Que voulait-elle signifier au juste ? Que les années auraient tôt fait de s’enfuir ? ou bien que leur réalité serait probablement décevante ?

Mon frère, qui vient d’avoir vingt ans, a droit d’espérer encore mille belles heures ; et il affirma : « Ça ne me fait rien. J’aimerais cela quand même, savoir ! » Ce désir fou, il me hante également. Il me taquine le matin au sortir des songes de la nuit, il me harcèle le soir, dans le calme qui précède le sommeil. Le jour, si je suis seule, si je pense le moindrement, il prend sa part de mes pensées. Je sonde, je cherche, j’espère ou je désespère. Parfois, je compte sur une vie remplie, et bonne en dépit des épreuves qui passent. D’autres fois, j’ai peur d’avoir une existence unie, toujours pareille, et qui m’ennuie d’avance, tellement, que j’aimerais autant ne pas la continuer, si je savais. Et illogique, je veux savoir malgré tout.

Mais mon esprit chrétien réprouve et combat cette façon d’anticiper sur les peines possibles. Il est mal qu’une déception nous abatte, qu’on soit affligé à l’extrême pour rien, parce que, par exemple, on souffre des défauts des amitiés humaines. Ces heures-là sont des méchantes.

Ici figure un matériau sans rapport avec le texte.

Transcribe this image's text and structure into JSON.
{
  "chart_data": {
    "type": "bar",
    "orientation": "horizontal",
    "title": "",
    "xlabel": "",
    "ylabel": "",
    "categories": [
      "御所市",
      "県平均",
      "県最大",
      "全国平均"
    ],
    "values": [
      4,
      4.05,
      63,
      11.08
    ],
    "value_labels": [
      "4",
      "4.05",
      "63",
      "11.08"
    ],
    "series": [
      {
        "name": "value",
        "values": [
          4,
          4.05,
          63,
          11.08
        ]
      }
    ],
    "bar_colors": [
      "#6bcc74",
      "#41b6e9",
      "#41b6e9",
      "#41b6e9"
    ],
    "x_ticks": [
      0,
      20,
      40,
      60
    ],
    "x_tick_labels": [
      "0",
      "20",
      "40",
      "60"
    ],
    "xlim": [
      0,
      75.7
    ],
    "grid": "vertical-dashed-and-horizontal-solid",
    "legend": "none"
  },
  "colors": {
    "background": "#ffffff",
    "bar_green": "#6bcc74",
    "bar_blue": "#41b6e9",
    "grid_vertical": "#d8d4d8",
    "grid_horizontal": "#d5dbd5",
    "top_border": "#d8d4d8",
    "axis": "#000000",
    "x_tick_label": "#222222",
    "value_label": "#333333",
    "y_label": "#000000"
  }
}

Quand elles passent, je ne cesse pourtant pas de songer aux années qui viennent. Je vois à la loupe les désillusions qui ont meurtri ceux qui sont plus âgés que moi ; j’aperçois les modifications qu’a dû subir leur idéal, l’amoindrissement moral et intellectuel qui paraît leur être venu avec les années. Et je bondis en moi-même, je me révolte, je ne veux pas d’une destinée semblable. On dirait alors que j’ai oublié le soleil du bon Dieu. Je rumine, je médite, je me reprends de plus belle à désirer savoir ce que je ferai, ce que je réaliserai de mes rêves, ce que j’accomplirai d’actions utiles à mon pays et à mon âme. Mais ma méditation est violente, orageuse, impatiente. Je suis comme le petit enfant qui frappe du pied et crie avec ténacité : « Montrez-moi cela ! Je veux, je veux ! »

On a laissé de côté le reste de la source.